The program affords the opportunity for valuable detours in artistic research, serendipitous encounters of inquiry through participant’s sharing of their work and questions prompted through the group tasks and joint activities. Over the five-days, participants will share and develop their ongoing research through peer-driven exchanges and individual tutoring sessions, plenary reflections, shared meals and time allocated for informal meetings and activities. 

The concept and structure of NDS 2024 evolves from previous iteration in 2023 with Jyoti Mistry (HDK-Valand, Gothenburg University) and Egija Inzule, Director of NAC, Hanna Husberg (Stockholm University of the Arts), Mika Elo (University of the Arts Helsinki). 

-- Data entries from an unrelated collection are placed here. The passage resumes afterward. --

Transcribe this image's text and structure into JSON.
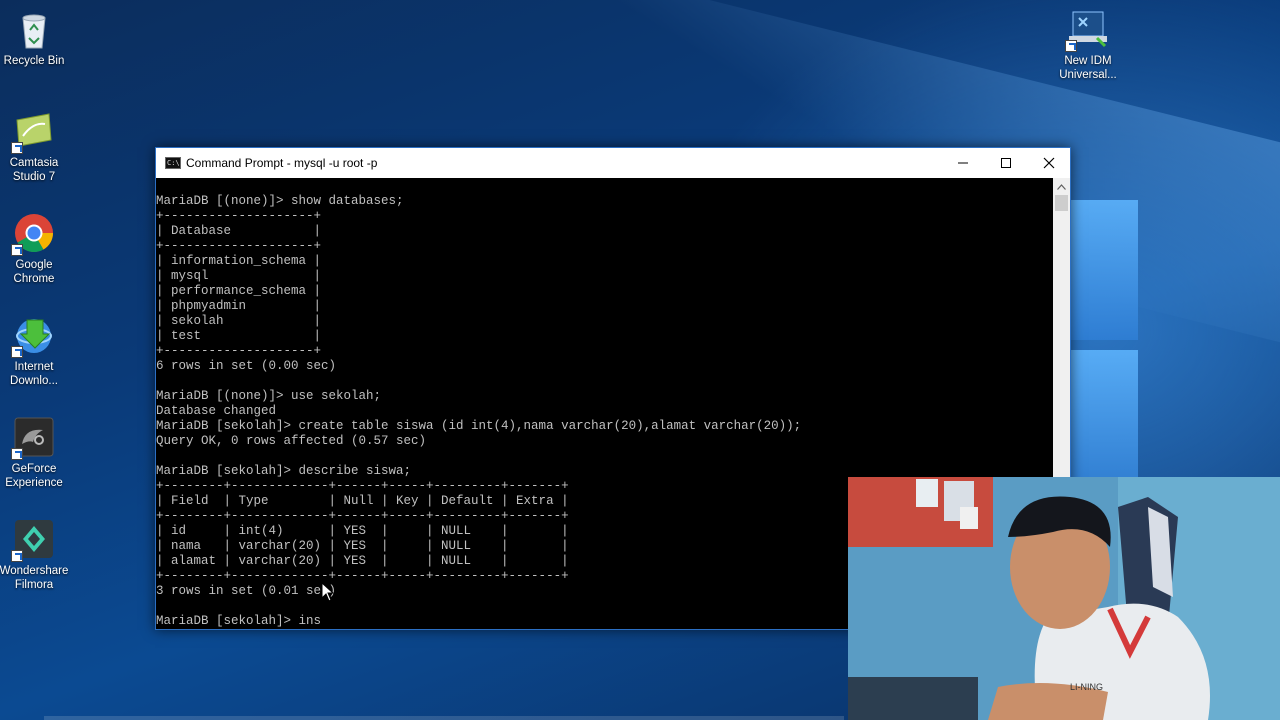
{
  "desktop": {
    "icons": [
      {
        "label": "Recycle Bin",
        "icon": "recycle-bin-icon"
      },
      {
        "label": "Camtasia Studio 7",
        "icon": "camtasia-icon"
      },
      {
        "label": "Google Chrome",
        "icon": "chrome-icon"
      },
      {
        "label": "Internet Downlo...",
        "icon": "idm-icon"
      },
      {
        "label": "GeForce Experience",
        "icon": "geforce-icon"
      },
      {
        "label": "Wondershare Filmora",
        "icon": "filmora-icon"
      },
      {
        "label": "New IDM Universal...",
        "icon": "idm-universal-icon"
      }
    ]
  },
  "window": {
    "title": "Command Prompt - mysql  -u root -p",
    "icon_text": "C:\\",
    "controls": [
      "minimize",
      "maximize",
      "close"
    ]
  },
  "terminal": {
    "lines": [
      "MariaDB [(none)]> show databases;",
      "+--------------------+",
      "| Database           |",
      "+--------------------+",
      "| information_schema |",
      "| mysql              |",
      "| performance_schema |",
      "| phpmyadmin         |",
      "| sekolah            |",
      "| test               |",
      "+--------------------+",
      "6 rows in set (0.00 sec)",
      "",
      "MariaDB [(none)]> use sekolah;",
      "Database changed",
      "MariaDB [sekolah]> create table siswa (id int(4),nama varchar(20),alamat varchar(20));",
      "Query OK, 0 rows affected (0.57 sec)",
      "",
      "MariaDB [sekolah]> describe siswa;",
      "+--------+-------------+------+-----+---------+-------+",
      "| Field  | Type        | Null | Key | Default | Extra |",
      "+--------+-------------+------+-----+---------+-------+",
      "| id     | int(4)      | YES  |     | NULL    |       |",
      "| nama   | varchar(20) | YES  |     | NULL    |       |",
      "| alamat | varchar(20) | YES  |     | NULL    |       |",
      "+--------+-------------+------+-----+---------+-------+",
      "3 rows in set (0.01 sec)",
      "",
      "MariaDB [sekolah]> ins"
    ]
  },
  "webcam": {
    "shirt_text": "LI-NING"
  }
}
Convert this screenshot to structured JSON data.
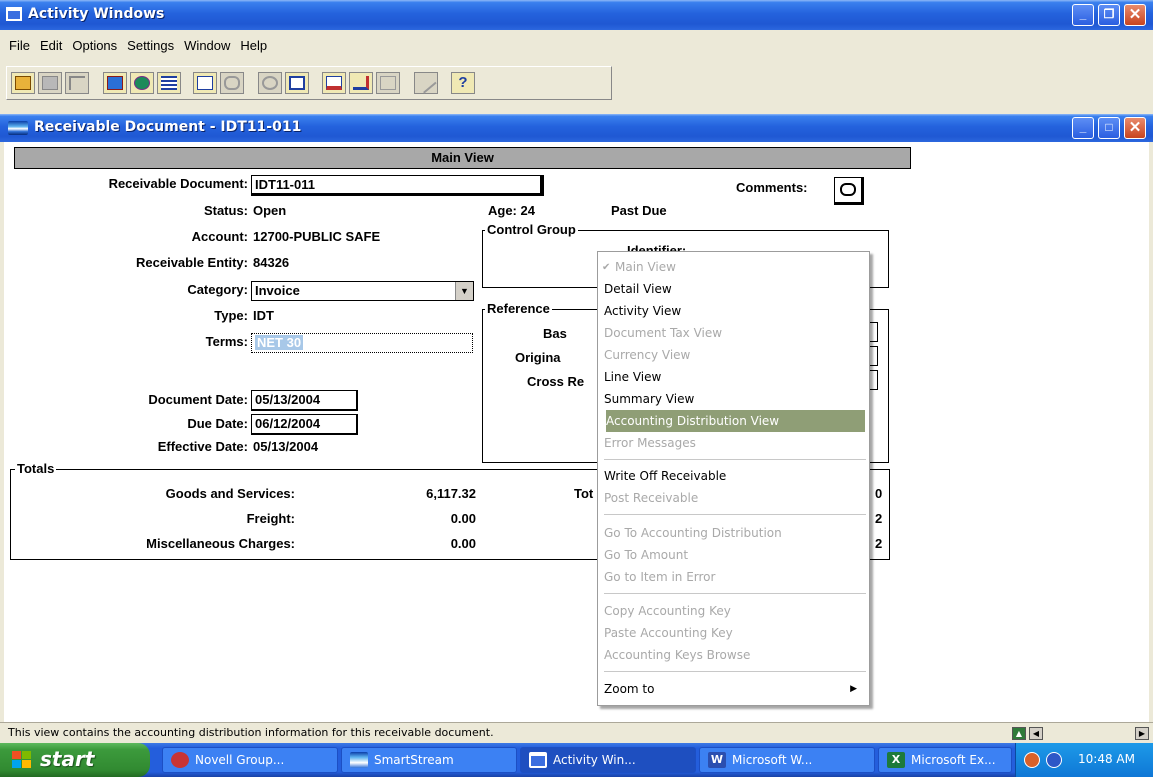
{
  "app": {
    "title": "Activity Windows",
    "menu": [
      "File",
      "Edit",
      "Options",
      "Settings",
      "Window",
      "Help"
    ]
  },
  "toolbar": {
    "buttons": [
      "open-folder-icon",
      "save-icon",
      "blank-icon",
      "transfer-icon",
      "globe-icon",
      "list-icon",
      "edit-icon",
      "attach-icon",
      "find-icon",
      "notes-icon",
      "report-icon",
      "import-icon",
      "export-icon",
      "pencil-icon",
      "help-icon"
    ]
  },
  "document_window": {
    "title": "Receivable Document  -  IDT11-011",
    "view_bar": "Main View",
    "fields": {
      "receivable_document_label": "Receivable Document:",
      "receivable_document_value": "IDT11-011",
      "status_label": "Status:",
      "status_value": "Open",
      "account_label": "Account:",
      "account_value": "12700-PUBLIC SAFE",
      "entity_label": "Receivable Entity:",
      "entity_value": "84326",
      "category_label": "Category:",
      "category_value": "Invoice",
      "type_label": "Type:",
      "type_value": "IDT",
      "terms_label": "Terms:",
      "terms_value": "NET 30",
      "document_date_label": "Document Date:",
      "document_date_value": "05/13/2004",
      "due_date_label": "Due Date:",
      "due_date_value": "06/12/2004",
      "effective_date_label": "Effective Date:",
      "effective_date_value": "05/13/2004",
      "age_text": "Age: 24",
      "past_due": "Past Due",
      "comments_label": "Comments:"
    },
    "control_group": {
      "title": "Control Group",
      "identifier_label": "Identifier:"
    },
    "reference": {
      "title": "Reference",
      "labels": [
        "Bas",
        "Origina",
        "Cross Re"
      ]
    },
    "totals": {
      "title": "Totals",
      "rows": [
        {
          "label": "Goods and Services:",
          "value": "6,117.32"
        },
        {
          "label": "Freight:",
          "value": "0.00"
        },
        {
          "label": "Miscellaneous Charges:",
          "value": "0.00"
        }
      ],
      "right_label_partial": "Tot",
      "right_values_partial": [
        "0",
        "2",
        "2"
      ]
    }
  },
  "context_menu": {
    "items": [
      {
        "label": "Main View",
        "state": "checked-disabled"
      },
      {
        "label": "Detail View",
        "state": "enabled"
      },
      {
        "label": "Activity View",
        "state": "enabled"
      },
      {
        "label": "Document Tax View",
        "state": "disabled"
      },
      {
        "label": "Currency View",
        "state": "disabled"
      },
      {
        "label": "Line View",
        "state": "enabled"
      },
      {
        "label": "Summary View",
        "state": "enabled"
      },
      {
        "label": "Accounting Distribution View",
        "state": "highlighted"
      },
      {
        "label": "Error Messages",
        "state": "disabled"
      },
      {
        "label": "Write Off Receivable",
        "state": "enabled"
      },
      {
        "label": "Post Receivable",
        "state": "disabled"
      },
      {
        "label": "Go To Accounting Distribution",
        "state": "disabled"
      },
      {
        "label": "Go To Amount",
        "state": "disabled"
      },
      {
        "label": "Go to Item in Error",
        "state": "disabled"
      },
      {
        "label": "Copy Accounting Key",
        "state": "disabled"
      },
      {
        "label": "Paste Accounting Key",
        "state": "disabled"
      },
      {
        "label": "Accounting Keys Browse",
        "state": "disabled"
      },
      {
        "label": "Zoom to",
        "state": "submenu"
      }
    ]
  },
  "statusbar": {
    "text": "This view contains the accounting distribution information for this receivable document."
  },
  "taskbar": {
    "start": "start",
    "tasks": [
      {
        "label": "Novell Group...",
        "icon": "novell-icon"
      },
      {
        "label": "SmartStream",
        "icon": "smartstream-icon"
      },
      {
        "label": "Activity Win...",
        "icon": "window-icon",
        "active": true
      },
      {
        "label": "Microsoft W...",
        "icon": "word-icon"
      },
      {
        "label": "Microsoft Ex...",
        "icon": "excel-icon"
      }
    ],
    "clock": "10:48 AM"
  },
  "colors": {
    "title_blue": "#245edc",
    "menu_highlight": "#8f9e76",
    "disabled_text": "#a9a9a9",
    "start_green": "#3c9a3c"
  }
}
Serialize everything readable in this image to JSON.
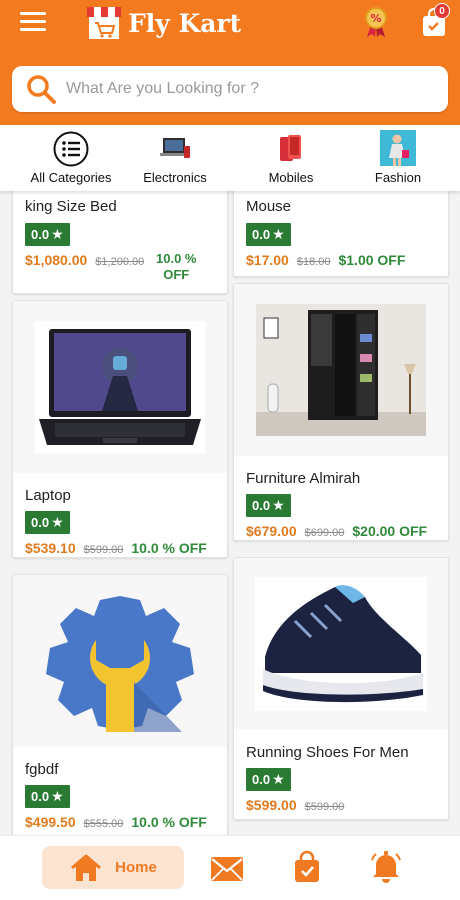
{
  "header": {
    "app_title": "Fly Kart",
    "cart_count": "0",
    "brand_color": "#f47a20",
    "icons": [
      "menu-icon",
      "shop-logo-icon",
      "offer-badge-icon",
      "shopping-bag-icon"
    ]
  },
  "search": {
    "placeholder": "What Are you Looking for ?",
    "value": ""
  },
  "categories": [
    {
      "label": "All Categories",
      "icon": "list-icon"
    },
    {
      "label": "Electronics",
      "icon": "electronics-icon"
    },
    {
      "label": "Mobiles",
      "icon": "mobiles-icon"
    },
    {
      "label": "Fashion",
      "icon": "fashion-icon"
    }
  ],
  "products": [
    {
      "name": "king Size Bed",
      "rating": "0.0",
      "price": "$1,080.00",
      "mrp": "$1,200.00",
      "off": "10.0 % OFF",
      "off_line1": "10.0 %",
      "off_line2": "OFF"
    },
    {
      "name": "Mouse",
      "rating": "0.0",
      "price": "$17.00",
      "mrp": "$18.00",
      "off": "$1.00 OFF"
    },
    {
      "name": "Laptop",
      "rating": "0.0",
      "price": "$539.10",
      "mrp": "$599.00",
      "off": "10.0 % OFF"
    },
    {
      "name": "Furniture Almirah",
      "rating": "0.0",
      "price": "$679.00",
      "mrp": "$699.00",
      "off": "$20.00 OFF"
    },
    {
      "name": "fgbdf",
      "rating": "0.0",
      "price": "$499.50",
      "mrp": "$555.00",
      "off": "10.0 % OFF"
    },
    {
      "name": "Running Shoes For Men",
      "rating": "0.0",
      "price": "$599.00",
      "mrp": "$599.00",
      "off": ""
    }
  ],
  "bottom_nav": {
    "home_label": "Home",
    "accent": "#f07a22",
    "items": [
      "home-icon",
      "mail-icon",
      "shopping-bag-icon",
      "bell-icon"
    ]
  }
}
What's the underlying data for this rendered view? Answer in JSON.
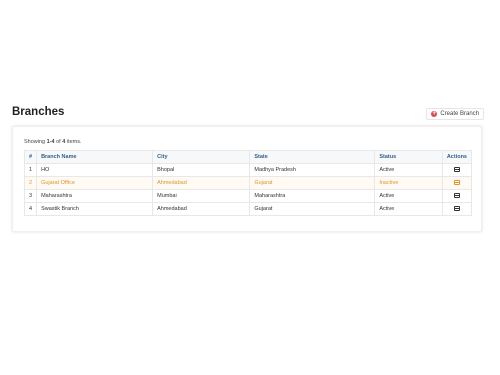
{
  "header": {
    "title": "Branches",
    "create_label": "Create Branch"
  },
  "summary": {
    "prefix": "Showing ",
    "range": "1-4",
    "of": " of ",
    "total": "4",
    "suffix": " items."
  },
  "table": {
    "columns": [
      "#",
      "Branch Name",
      "City",
      "State",
      "Status",
      "Actions"
    ],
    "rows": [
      {
        "num": "1",
        "name": "HO",
        "city": "Bhopal",
        "state": "Madhya Pradesh",
        "status": "Active"
      },
      {
        "num": "2",
        "name": "Gujarat Office",
        "city": "Ahmedabad",
        "state": "Gujarat",
        "status": "Inactive"
      },
      {
        "num": "3",
        "name": "Maharashtra",
        "city": "Mumbai",
        "state": "Maharashtra",
        "status": "Active"
      },
      {
        "num": "4",
        "name": "Swastik Branch",
        "city": "Ahmedabad",
        "state": "Gujarat",
        "status": "Active"
      }
    ]
  },
  "colors": {
    "header_text": "#355d8c",
    "inactive_row": "#e0962a",
    "create_icon": "#e04848"
  },
  "icons": {
    "create": "plus-circle-icon",
    "action": "view-icon"
  }
}
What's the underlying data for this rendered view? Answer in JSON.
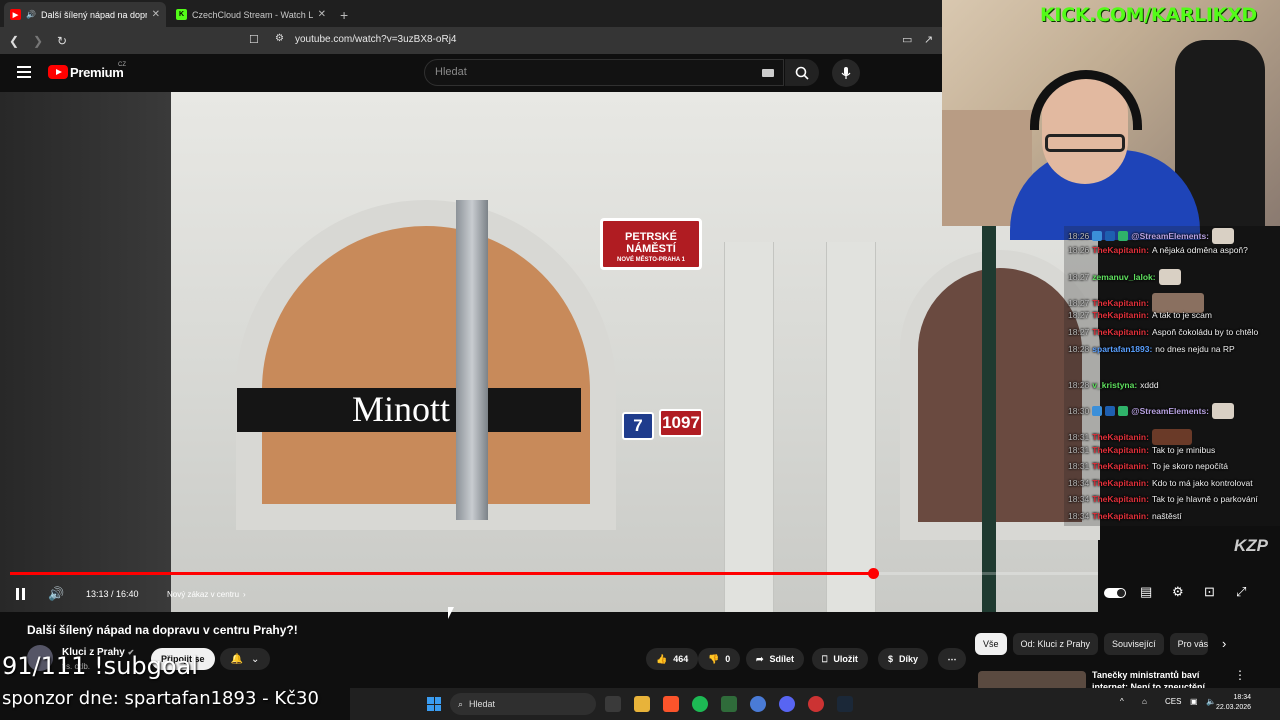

Over the last decade, NAC as a site and infrastructure has established itself as a productive, hospitable venue which creates opportunities for conversation on the relationship between research, practice and pedagogy. This year the focus on the summer school is to explore this objective further by focusing on the collaborative approaches to artistic research.

Partners

In 2024 NDS is joined and co-funded by ten partnering PhD in Practice programmes:

HDK-Valand, Gothenburg University
Estonian Academy of Arts
Lithuanian Academy of Music and Theatre
The Academy of Fine Arts in Prague
Stockholm University of the Arts
University of the Arts Helsinki
University of the Arts London
Zurich University of the Arts
The Academy of Fine Arts Zagreb
Vilnius Academy of Arts

Tutors

To ensure the peer-to-peer character of the course, tutors are the PhD candidates themselves, as well as recent graduates from a PhD programme and professors from the partnering universities. Besides their input in conducting some of the activities during the course, they offer one to one tutoring sessions.

Dr. Jyoti Mistry
Dr. Hanna Husberg
Dr. Ilse van Rijn
Dr. Marsha Bradfield
Dr. Mika Elo
Dr. Lina Michelkevičė
Dr. Rebecca Fortnum
Dr. Vytautas Michelkevičius
Florian Schattauer
Egija Inzule

Further tutors from the network to be confirmed.